Ägyptische Menschenrechtler schlagen Alarm "Unser Justizsystem wird zerschlagen"

Kairo · "Als Richter kannst du in Ägypten derzeit nur arbeiten, wenn du deine Augen vor der Folter verschließt." Negad el-Borai und 18 Menschenrechtsorganisationen in Ägypten schlagen Alarm - darunter so namhafte Institute wie das "Hisham Mubarak Law Center", das Zentrum für Frauenrechte und das "Cairo Institute for Human Rights Studies".

Letzteres hatte als erstes und lange Zeit einziges das brutale Vorgehen der Sicherheitskräfte gegen die Anhänger des gestürzten Präsidenten Mohammed Mursi kritisiert. Bei der gewaltsamen Auflösung der Protestlager im August 2013 sind fast 1000 Menschen ums Leben gekommen. Das Institut für Menschenrechtsstudien musste daraufhin sein Büro in der ägyptischen Hauptstadt schließen, arbeitet jetzt von Tunesien aus und prangert weiterhin Menschenrechtsverstöße in Ägypten an, die in letzter Zeit ungekannte Ausmaße annahmen.

In den vergangenen 18 Monaten dokumentierte die Kairoer Anwaltskanzlei "United Group", der Negad el-Borai angehört, 465 Fälle von Folter in Haftanstalten und brachte sie zur Anzeige. Doch erst als zwei Richter sich der Sache annehmen wollten, schritt die Staatsmacht ein. Dies nicht etwa, um die Folterungen strafrechtlich zu untersuchen, sondern die Richter zu diskreditieren. Sie hätten mit einer illegalen Organisation zusammengearbeitet, hieß es.

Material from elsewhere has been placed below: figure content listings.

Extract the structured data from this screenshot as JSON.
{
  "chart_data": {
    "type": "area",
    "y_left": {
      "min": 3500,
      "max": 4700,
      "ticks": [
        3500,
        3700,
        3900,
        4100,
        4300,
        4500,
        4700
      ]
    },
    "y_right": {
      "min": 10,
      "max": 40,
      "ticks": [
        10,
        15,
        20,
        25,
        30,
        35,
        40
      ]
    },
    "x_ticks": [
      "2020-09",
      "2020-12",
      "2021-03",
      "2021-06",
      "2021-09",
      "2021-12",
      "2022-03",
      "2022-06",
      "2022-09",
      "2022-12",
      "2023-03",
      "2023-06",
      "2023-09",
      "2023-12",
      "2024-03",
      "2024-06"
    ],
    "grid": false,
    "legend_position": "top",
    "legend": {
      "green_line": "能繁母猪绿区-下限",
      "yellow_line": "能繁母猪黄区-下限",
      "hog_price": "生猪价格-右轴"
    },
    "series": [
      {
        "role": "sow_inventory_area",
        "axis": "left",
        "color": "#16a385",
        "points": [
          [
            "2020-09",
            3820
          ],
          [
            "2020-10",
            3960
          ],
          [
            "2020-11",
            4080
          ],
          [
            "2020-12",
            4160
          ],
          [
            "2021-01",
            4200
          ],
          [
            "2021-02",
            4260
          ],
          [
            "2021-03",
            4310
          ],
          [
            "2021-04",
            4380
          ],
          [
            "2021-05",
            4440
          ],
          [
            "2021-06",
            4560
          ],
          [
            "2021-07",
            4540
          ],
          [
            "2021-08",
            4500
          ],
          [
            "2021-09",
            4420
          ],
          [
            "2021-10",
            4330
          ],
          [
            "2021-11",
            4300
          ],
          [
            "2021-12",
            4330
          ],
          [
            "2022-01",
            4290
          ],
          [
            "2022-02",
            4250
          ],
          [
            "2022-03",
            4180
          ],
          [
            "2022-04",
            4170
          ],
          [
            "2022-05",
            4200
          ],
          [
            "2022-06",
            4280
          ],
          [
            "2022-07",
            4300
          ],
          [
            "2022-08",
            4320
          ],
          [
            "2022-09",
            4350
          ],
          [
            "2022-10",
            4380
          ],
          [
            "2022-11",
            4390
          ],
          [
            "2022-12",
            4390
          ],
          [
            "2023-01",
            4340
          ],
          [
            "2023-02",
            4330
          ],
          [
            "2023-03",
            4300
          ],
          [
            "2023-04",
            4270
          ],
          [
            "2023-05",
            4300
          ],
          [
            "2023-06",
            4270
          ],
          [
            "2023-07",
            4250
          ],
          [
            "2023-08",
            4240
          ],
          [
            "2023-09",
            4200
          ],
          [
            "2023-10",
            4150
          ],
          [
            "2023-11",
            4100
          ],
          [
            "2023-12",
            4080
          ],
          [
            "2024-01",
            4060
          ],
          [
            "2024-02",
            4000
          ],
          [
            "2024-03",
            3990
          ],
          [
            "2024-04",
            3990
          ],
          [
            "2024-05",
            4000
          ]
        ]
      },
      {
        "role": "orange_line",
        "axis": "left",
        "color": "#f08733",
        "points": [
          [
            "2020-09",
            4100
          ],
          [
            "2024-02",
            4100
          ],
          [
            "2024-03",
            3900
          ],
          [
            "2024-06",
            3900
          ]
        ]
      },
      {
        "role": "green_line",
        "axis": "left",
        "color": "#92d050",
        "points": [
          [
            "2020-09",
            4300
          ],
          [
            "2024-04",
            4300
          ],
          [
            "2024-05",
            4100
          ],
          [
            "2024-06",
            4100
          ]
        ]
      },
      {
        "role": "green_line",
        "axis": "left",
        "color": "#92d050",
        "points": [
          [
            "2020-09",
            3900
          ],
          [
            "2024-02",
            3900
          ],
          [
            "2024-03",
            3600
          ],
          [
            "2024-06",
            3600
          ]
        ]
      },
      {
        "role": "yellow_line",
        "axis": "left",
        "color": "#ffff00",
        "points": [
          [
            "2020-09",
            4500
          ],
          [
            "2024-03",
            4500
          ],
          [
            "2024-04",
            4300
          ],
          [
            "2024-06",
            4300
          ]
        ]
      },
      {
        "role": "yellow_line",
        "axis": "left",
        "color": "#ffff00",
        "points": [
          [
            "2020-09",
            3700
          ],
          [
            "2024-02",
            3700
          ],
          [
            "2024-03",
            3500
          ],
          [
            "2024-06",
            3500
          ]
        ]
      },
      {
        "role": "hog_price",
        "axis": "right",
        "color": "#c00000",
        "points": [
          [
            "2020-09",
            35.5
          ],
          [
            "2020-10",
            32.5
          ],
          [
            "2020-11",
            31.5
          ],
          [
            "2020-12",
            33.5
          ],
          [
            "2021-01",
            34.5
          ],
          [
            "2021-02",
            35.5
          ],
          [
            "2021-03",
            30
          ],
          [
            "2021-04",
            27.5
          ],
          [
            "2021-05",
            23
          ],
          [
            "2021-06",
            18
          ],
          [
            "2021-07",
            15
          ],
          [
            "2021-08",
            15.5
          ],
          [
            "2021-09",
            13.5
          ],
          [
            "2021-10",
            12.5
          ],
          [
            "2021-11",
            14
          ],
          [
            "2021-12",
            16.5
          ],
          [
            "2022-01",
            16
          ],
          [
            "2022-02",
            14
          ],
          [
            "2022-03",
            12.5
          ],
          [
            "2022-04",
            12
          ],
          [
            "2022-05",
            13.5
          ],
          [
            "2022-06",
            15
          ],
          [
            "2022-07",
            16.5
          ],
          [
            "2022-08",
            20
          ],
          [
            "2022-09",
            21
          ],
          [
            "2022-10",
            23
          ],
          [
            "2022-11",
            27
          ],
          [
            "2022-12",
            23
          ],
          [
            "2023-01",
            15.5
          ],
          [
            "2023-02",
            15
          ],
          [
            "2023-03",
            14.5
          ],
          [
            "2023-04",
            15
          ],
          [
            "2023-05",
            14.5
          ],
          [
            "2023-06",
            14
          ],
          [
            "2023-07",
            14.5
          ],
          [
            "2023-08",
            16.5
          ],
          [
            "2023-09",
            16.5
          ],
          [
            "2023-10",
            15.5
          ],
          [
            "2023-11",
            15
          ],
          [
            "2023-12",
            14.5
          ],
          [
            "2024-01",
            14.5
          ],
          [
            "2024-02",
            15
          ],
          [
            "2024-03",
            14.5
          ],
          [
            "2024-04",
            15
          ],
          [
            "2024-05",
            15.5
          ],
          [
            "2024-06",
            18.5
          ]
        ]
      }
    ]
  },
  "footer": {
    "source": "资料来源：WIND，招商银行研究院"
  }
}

Rechtsanwalt el-Borai musste zum Verhör mit dem Staatsanwalt. "United Group”, eine seit 74 Jahren bestehende zivilgesellschaftliche Organisation von Anwälten, hat sich auf vielfältige Weise einen Namen gemacht. In Zusammenarbeit mit Richtern an unterschiedlichen ägyptischen Gerichtshöfen wurde über Jahre hin versucht, die juristische Situation zu verbessern und die Wahrung der Menschrechte durchzusetzen.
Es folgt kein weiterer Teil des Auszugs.